1. I used to love to dance. When I was five, I was chosen with just a few other kids from my school to perform a rain dance on stage during a dance performance. As if it is just s dream, I have no idea where the performance was, or why there were local school children involved, or how many nights it went on, or whether my parents were in the audience, and where my brothers might have been. What I remember is that my mom made me a special, matching shirt and culotte outfit for the occasion. That there were beautiful women backstage dressed as elves and fairies, one painted completely a pale shimmering blue. And that, when it was our turn, we were set free from the wings to explode onto that stage with thunder and lightning, and that we ran and leapt with joy and fury, and then receded, trickled off the stage. I remember the lights and the energy and the feeling of being special up there, alone, somehow, in public.
2. I take my first real dance class at the age of eight, a tap class that meets once a week, with my neighbor Carrie. We perform at Sibley Senior High at the end of the year, on a stage that feels as large as a planet. I feel important wearing makeup. I think it is the costume- blue with white lace and a tall, ridiculous bonnet- that brings me back for more.
3. When I try out for the upper-level troupe at Esther Brindle dance theater, performing a routine that I have choreographed with Carrie, I choose to wear a half-leotard and midriff shirt, in the style of the day; because this is not regulation dance gear, I am disqualified. I am thirteen.
4. My parents are dancers. Country first, then ballroom. My dad and I went to a father-daughter dinner dance every year I was in High School, and foxtrotted at my wedding.
I wonder if I ever stood on his feet and danced that way as a little girl, the way girls do in commercials designed to make mothers cry. I think I have stood on Dave's feet that way, and Clio has, too.

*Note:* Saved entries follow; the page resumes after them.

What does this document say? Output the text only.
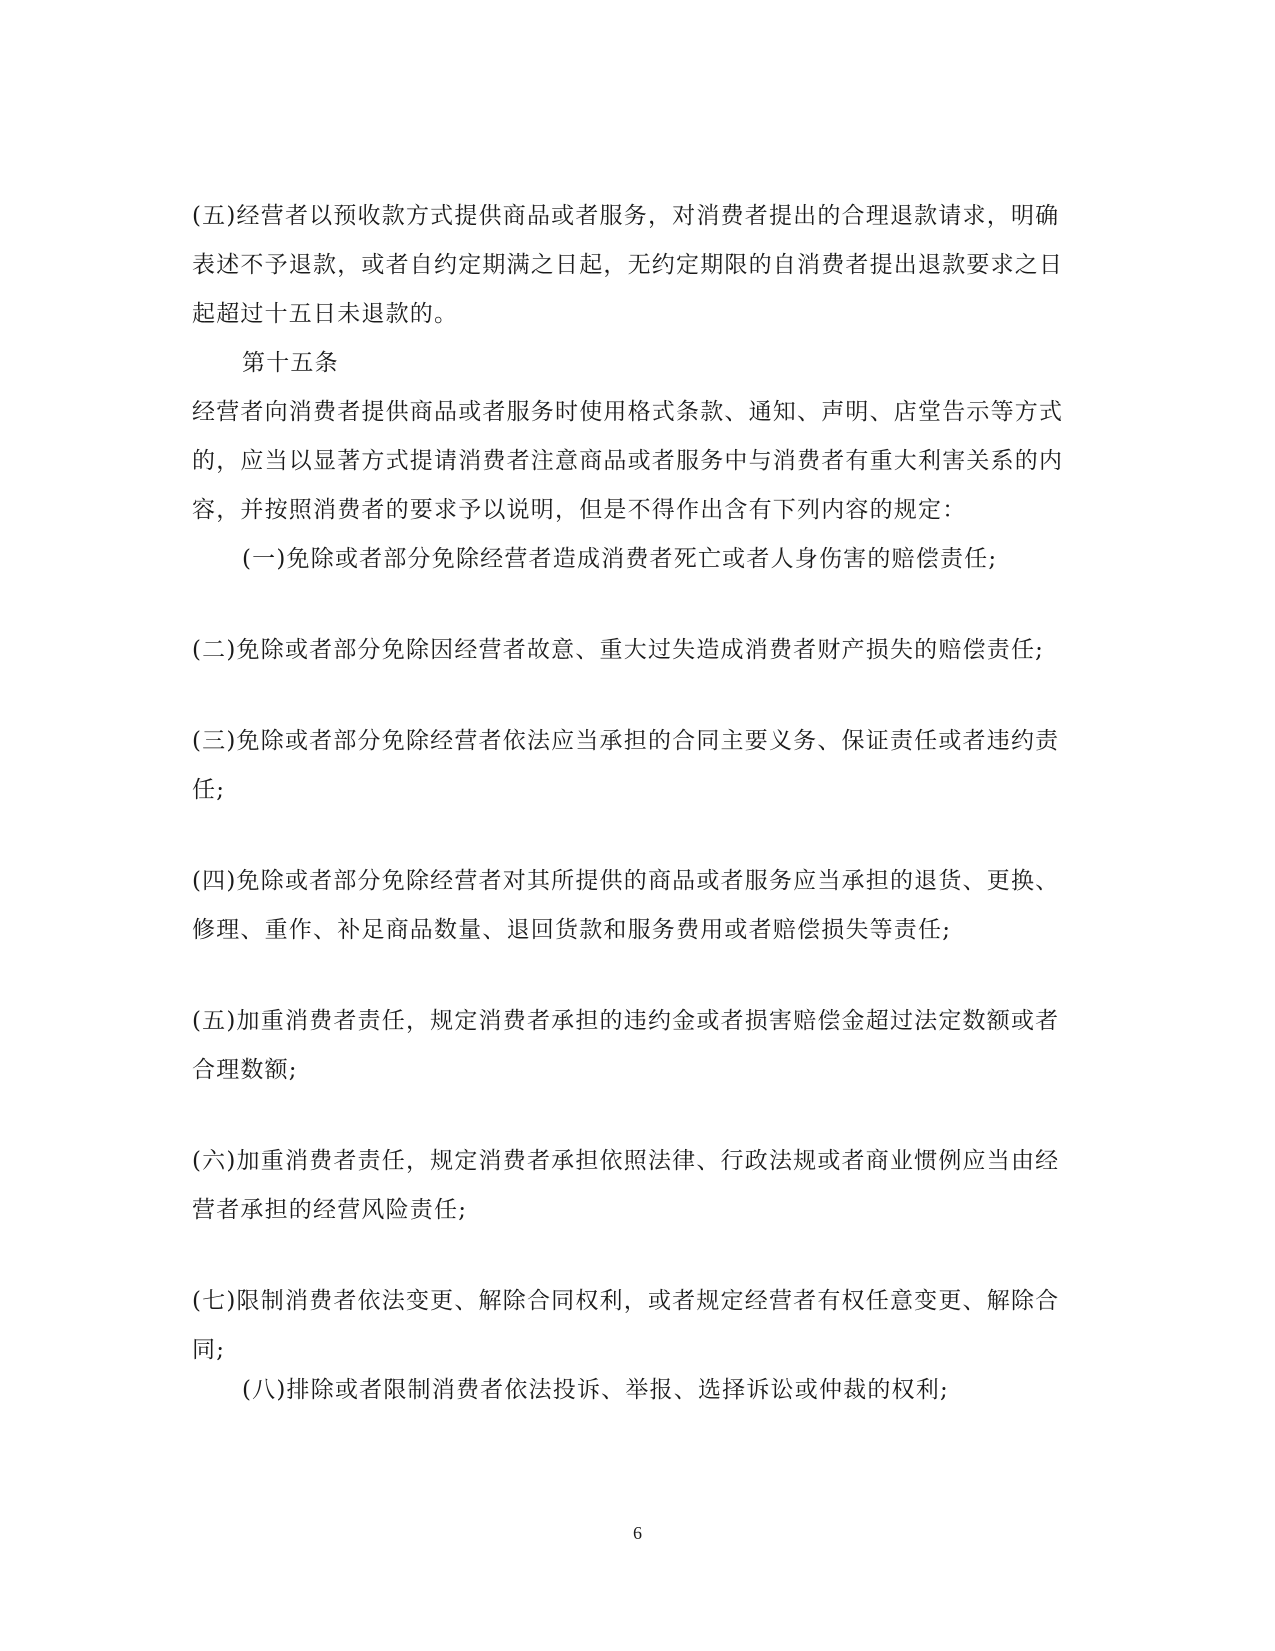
(五)经营者以预收款方式提供商品或者服务，对消费者提出的合理退款请求，明确表述不予退款，或者自约定期满之日起，无约定期限的自消费者提出退款要求之日起超过十五日未退款的。
第十五条
经营者向消费者提供商品或者服务时使用格式条款、通知、声明、店堂告示等方式的，应当以显著方式提请消费者注意商品或者服务中与消费者有重大利害关系的内容，并按照消费者的要求予以说明，但是不得作出含有下列内容的规定：
(一)免除或者部分免除经营者造成消费者死亡或者人身伤害的赔偿责任;
(二)免除或者部分免除因经营者故意、重大过失造成消费者财产损失的赔偿责任;
(三)免除或者部分免除经营者依法应当承担的合同主要义务、保证责任或者违约责任;
(四)免除或者部分免除经营者对其所提供的商品或者服务应当承担的退货、更换、修理、重作、补足商品数量、退回货款和服务费用或者赔偿损失等责任;
(五)加重消费者责任，规定消费者承担的违约金或者损害赔偿金超过法定数额或者合理数额;
(六)加重消费者责任，规定消费者承担依照法律、行政法规或者商业惯例应当由经营者承担的经营风险责任;
(七)限制消费者依法变更、解除合同权利，或者规定经营者有权任意变更、解除合同;
(八)排除或者限制消费者依法投诉、举报、选择诉讼或仲裁的权利;
6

5. At our wedding, the band sang our first-dance song at a different tempo than what we were used to. When the botched performance was over, we asked for a do-over. No, I asked for a do-over.
And we did it over.
Instead of feeling embarrassed by having to try it twice, as I expected, I was elated at getting it right, once.
6. When Clio was just six months old, I took her to a Showcase where my mom was performing. I haven't gotten to see her perform since, but her latest routine is on YouTube. I prefer watching her dance at weddings, just for fun. I know that dancing brings my mother joy, but I sense that performing is more complicated.

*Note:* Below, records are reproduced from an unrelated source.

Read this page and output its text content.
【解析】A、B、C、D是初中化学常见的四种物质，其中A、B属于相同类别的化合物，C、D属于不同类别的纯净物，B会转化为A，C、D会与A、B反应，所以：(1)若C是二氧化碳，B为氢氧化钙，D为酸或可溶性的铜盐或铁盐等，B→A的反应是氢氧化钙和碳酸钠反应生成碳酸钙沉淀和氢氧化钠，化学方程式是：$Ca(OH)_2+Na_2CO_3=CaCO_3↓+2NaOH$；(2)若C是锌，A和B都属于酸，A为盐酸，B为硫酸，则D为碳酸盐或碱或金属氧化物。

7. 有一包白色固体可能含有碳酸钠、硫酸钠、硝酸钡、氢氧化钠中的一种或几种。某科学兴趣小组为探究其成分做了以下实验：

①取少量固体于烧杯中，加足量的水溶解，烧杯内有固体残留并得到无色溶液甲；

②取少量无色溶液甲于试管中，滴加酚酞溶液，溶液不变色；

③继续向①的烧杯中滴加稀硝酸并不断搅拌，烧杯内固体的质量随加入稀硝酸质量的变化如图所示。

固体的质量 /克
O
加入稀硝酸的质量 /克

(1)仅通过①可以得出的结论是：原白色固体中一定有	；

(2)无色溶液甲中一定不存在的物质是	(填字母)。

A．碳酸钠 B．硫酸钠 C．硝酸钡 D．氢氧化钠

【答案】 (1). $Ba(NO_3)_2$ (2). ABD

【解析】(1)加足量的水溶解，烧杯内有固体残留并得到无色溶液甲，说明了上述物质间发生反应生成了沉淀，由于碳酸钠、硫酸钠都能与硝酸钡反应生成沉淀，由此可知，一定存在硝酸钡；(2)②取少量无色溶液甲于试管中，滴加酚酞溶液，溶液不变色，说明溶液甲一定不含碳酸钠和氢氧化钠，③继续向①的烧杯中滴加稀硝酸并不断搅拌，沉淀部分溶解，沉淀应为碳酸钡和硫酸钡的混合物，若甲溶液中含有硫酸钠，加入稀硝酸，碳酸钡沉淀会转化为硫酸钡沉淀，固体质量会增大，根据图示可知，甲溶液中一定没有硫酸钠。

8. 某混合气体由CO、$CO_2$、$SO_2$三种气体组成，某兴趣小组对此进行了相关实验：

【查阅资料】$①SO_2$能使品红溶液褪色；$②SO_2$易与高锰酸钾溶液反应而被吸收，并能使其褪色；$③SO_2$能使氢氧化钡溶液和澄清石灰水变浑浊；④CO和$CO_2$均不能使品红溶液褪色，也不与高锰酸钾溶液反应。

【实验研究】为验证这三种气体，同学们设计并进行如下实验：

7. I demonstrate the five ballet positions to Clio, and I am surprised how quickly it comes back- both leg and arm positions; I had forgotten there were arm positions, until my arms floated from on to the next to the next. Clio pretends to copy me, but really just makes up her own positions, though she does watch me with rapt attention. She is going to her first class, and I want her to feel familiar. After that, it's up to her.